Paul Rivard

Pour en finir avec Leylah et Françoise

Pour en finir avec Leylah et Françoise

Paul Rivard

Publié 28 juillet
Mis à jour 28 juillet

Vous êtes nombreux à réagir sur la fin de match entre Leylah-Annie Fernandez et Françoise Abanda. Beaucoup condamnent l’adolescente, d’autres sont durs envers Françoise.

J’étais à quelques mètres de la scène... voici mon (humble) analyse de l’événement. Et un rappel qu’avant ce malheureux événement, il y a eu 2 heures et 52 minutes de tennis magistral.

1. Deux Québécoises... match ÉPIQUE...fin dramatique... super spectacle!

2. Une Fernandez aussi étonnante, efficace, talentueuse et prometteuse qu’on le dit.

3. Une Abanda ayant recouvré ses grandes capacités et livrant un superbe match, mais clairement pas la favorite de la foule aux 4/5 acquise à la cause de la jeune sensation de 16 ans.

4. À 8-6 dans le bris d’égalité du 3e set, toutes deux méritaient AMPLEMENT la victoire.

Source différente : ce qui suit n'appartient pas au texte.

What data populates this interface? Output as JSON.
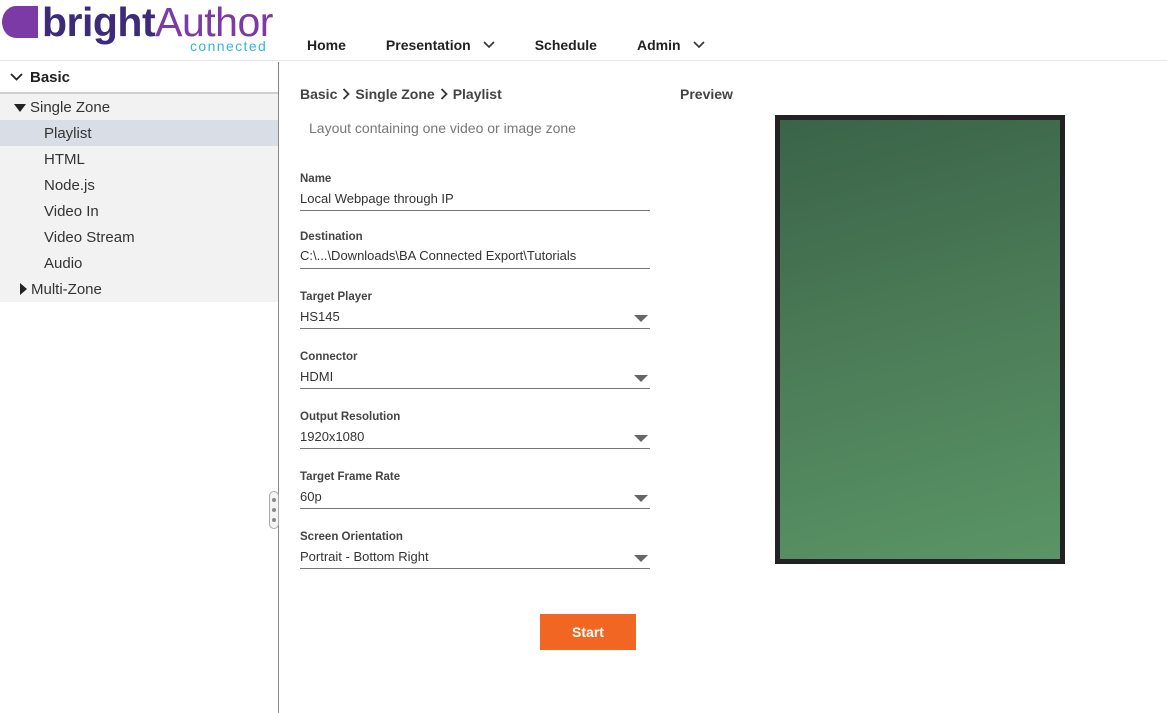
{
  "header": {
    "logo": {
      "word_bright": "bright",
      "word_author": "Author",
      "sub": "connected"
    },
    "nav": [
      {
        "label": "Home",
        "has_dropdown": false
      },
      {
        "label": "Presentation",
        "has_dropdown": true
      },
      {
        "label": "Schedule",
        "has_dropdown": false
      },
      {
        "label": "Admin",
        "has_dropdown": true
      }
    ]
  },
  "sidebar": {
    "root_label": "Basic",
    "groups": [
      {
        "label": "Single Zone",
        "expanded": true,
        "items": [
          "Playlist",
          "HTML",
          "Node.js",
          "Video In",
          "Video Stream",
          "Audio"
        ],
        "selected": "Playlist"
      },
      {
        "label": "Multi-Zone",
        "expanded": false
      }
    ]
  },
  "main": {
    "breadcrumb": [
      "Basic",
      "Single Zone",
      "Playlist"
    ],
    "description": "Layout containing one video or image zone",
    "fields": [
      {
        "label": "Name",
        "value": "Local Webpage through IP",
        "type": "text"
      },
      {
        "label": "Destination",
        "value": "C:\\...\\Downloads\\BA Connected Export\\Tutorials",
        "type": "text"
      },
      {
        "label": "Target Player",
        "value": "HS145",
        "type": "select"
      },
      {
        "label": "Connector",
        "value": "HDMI",
        "type": "select"
      },
      {
        "label": "Output Resolution",
        "value": "1920x1080",
        "type": "select"
      },
      {
        "label": "Target Frame Rate",
        "value": "60p",
        "type": "select"
      },
      {
        "label": "Screen Orientation",
        "value": "Portrait - Bottom Right",
        "type": "select"
      }
    ],
    "start_label": "Start"
  },
  "preview": {
    "label": "Preview",
    "orientation": "portrait",
    "gradient_colors": [
      "#3a6448",
      "#5a9566"
    ]
  },
  "colors": {
    "accent": "#f26624",
    "logo_primary": "#3d2a78",
    "logo_secondary": "#7b3aa6",
    "logo_sub": "#35b5d8",
    "selected_row": "#d8dde6"
  }
}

Surtout après les multiples retournements de situation.

5. Peut-être la victoire la plus stressante et dramatique dans la jeune carrière de Fernandez, ce qui explique le «black out» émotionnel qu’elle a dû ressentir et à cause duquel elle s’est précipitée vers son clan en premier au lieu de serrer la main de son adversaire. Du (très) rarement vu, c’est sûr. Un faux pas? Clairement! Mais à 16 ans, peut-on être un peu indulgent, svp?

6. Le dénouement crève-cœur était triste pour Françoise avec la performance qu’elle avait livrée. De voir cette jeune athlète lui voler la vedette, elle qui a longtemps été la favorite à Granby et au Québec, était un autre clou enfoncé dans sa fierté, ce qui est normal. Et de voir la jeune rivale célébrer avec son groupe, au lieu de se diriger au filet pour la poignée de main, était le dernier coup de trop. Sur le plan humain, avait-elle le droit de vouloir ignorer Fernandez et de foutre le camp? Tout à fait! Et là, également, peut-on être un peu indulgent, svp?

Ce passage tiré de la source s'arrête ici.